A facile route to fabricating a crack-free Mg0.99Cu0.01Ag0.97Sb0.99/graphene/PEDOT:PSS thermoelectric film on a flexible substrate

Abstract

Organic/inorganic hybrid synthesis methods are effective for fabricating flexible thermoelectric (TE) films and devices. In the present study, a flexible Mg_0.99Cu_0.01Ag_0.99Sb_0.97/graphene/PEDOT:PSS (MCAS/G/P) TE film was prepared on a polytetrafluoroethylene (PTFE) substrate. A physical process was developed to resolve the cracking problem during the hybrid process. In this hybrid structure, MCAS particles constitute a matrix, while a conductive network formed by graphene and PEDOT:PSS reduces the interfacial contact resistance between MCAS particles, thereby facilitating carrier transport and in turn enhancing the electrical properties of the hybrid films.

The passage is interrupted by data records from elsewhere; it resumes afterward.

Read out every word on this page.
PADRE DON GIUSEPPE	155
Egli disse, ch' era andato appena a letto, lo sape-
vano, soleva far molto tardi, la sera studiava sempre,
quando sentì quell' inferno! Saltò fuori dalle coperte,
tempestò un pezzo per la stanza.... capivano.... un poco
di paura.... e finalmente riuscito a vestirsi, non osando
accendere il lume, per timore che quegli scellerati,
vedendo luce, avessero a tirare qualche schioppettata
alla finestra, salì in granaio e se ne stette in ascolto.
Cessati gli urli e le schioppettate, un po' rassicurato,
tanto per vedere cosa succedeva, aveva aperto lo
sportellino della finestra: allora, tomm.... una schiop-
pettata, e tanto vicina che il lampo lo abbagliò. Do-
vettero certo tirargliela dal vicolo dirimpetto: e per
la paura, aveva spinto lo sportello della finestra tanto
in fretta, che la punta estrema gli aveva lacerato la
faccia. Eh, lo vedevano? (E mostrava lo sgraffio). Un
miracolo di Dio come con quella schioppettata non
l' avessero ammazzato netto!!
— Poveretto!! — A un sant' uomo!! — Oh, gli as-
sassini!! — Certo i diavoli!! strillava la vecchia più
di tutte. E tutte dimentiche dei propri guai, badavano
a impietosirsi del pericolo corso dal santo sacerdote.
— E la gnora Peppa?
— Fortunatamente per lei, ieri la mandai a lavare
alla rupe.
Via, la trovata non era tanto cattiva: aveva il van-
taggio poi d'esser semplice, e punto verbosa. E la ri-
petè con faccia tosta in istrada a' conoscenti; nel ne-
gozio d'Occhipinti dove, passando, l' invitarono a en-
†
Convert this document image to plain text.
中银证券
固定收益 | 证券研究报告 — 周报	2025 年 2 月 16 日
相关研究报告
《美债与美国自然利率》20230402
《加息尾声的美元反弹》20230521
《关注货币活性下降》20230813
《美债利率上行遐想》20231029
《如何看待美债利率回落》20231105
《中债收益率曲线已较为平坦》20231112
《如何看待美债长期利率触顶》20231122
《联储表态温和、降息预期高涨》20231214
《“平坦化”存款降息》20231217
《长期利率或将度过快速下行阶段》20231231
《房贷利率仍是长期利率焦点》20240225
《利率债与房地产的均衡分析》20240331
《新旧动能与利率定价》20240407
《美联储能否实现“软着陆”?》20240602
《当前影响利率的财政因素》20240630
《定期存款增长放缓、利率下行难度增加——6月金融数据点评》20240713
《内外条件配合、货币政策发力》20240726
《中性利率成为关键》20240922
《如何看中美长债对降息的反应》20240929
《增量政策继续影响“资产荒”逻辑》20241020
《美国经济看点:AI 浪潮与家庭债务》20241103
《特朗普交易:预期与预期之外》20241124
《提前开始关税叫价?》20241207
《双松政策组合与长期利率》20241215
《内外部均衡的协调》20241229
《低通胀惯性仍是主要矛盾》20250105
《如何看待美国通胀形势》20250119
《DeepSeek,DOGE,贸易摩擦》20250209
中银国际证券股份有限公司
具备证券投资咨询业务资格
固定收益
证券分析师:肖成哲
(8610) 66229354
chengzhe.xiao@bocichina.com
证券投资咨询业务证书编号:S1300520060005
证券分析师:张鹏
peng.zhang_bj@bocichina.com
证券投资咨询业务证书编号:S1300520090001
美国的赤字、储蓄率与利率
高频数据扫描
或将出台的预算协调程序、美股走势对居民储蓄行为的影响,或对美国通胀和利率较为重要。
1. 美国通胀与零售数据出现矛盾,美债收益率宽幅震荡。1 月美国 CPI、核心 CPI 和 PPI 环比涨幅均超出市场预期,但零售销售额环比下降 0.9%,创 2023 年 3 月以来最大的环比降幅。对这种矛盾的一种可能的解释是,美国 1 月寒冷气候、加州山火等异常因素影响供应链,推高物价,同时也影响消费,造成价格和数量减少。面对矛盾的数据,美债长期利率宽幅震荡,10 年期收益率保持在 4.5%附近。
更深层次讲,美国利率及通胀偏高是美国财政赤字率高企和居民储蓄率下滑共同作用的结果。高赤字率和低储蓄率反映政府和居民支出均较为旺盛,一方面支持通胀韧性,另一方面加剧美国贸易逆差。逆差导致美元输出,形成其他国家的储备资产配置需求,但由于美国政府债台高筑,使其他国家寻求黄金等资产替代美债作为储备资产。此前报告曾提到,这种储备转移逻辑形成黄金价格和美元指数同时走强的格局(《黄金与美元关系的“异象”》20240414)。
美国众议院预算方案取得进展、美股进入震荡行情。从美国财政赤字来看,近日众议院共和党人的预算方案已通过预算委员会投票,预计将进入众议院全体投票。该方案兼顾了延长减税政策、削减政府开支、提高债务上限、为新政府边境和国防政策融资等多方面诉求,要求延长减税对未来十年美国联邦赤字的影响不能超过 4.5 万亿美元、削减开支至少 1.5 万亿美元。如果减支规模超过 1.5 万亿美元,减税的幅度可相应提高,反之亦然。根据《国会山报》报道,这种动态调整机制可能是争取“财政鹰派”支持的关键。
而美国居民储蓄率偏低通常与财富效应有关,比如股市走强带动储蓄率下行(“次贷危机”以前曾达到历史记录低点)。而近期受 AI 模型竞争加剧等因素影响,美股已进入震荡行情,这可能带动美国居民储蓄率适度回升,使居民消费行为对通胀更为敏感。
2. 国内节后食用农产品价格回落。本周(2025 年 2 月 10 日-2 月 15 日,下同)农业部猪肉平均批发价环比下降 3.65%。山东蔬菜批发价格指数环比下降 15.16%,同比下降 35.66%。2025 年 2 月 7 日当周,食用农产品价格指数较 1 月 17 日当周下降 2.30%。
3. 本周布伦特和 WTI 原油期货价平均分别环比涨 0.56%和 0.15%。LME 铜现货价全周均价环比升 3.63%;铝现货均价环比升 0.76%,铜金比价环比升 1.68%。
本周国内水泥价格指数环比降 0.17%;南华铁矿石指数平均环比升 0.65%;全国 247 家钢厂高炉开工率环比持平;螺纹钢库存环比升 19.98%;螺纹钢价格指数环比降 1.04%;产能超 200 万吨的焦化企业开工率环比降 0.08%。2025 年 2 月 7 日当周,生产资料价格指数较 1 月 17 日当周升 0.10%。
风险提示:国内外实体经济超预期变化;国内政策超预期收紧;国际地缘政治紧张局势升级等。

The graphene content in the MCAS/x wt% G/P hybrid system was optimized by evaluating the TE properties, which reveals that the optimum content of graphene is 40 wt%. Furthermore, the influence of a hybrid mass fraction on both the TE properties and mechanical flexibility of the ternary hybrid film was systematically investigated. As a result, a maximum power factor (PF) of 31 μW m⁻¹ K⁻² was obtained at a 93.8 wt% powder ratio. However, mechanical bending tests revealed that a maximum PF of 16 μW m⁻¹ K⁻² was obtained for the flexible MCAS/G/P film loaded with 88.3 wt% MCAS/G. The hybrid synthesis method proposed in this work may pave the way for a design strategy in the fabrication of novel material-based flexible TE films and spur the emerging application of new hybrid flexible materials in energy harvesting.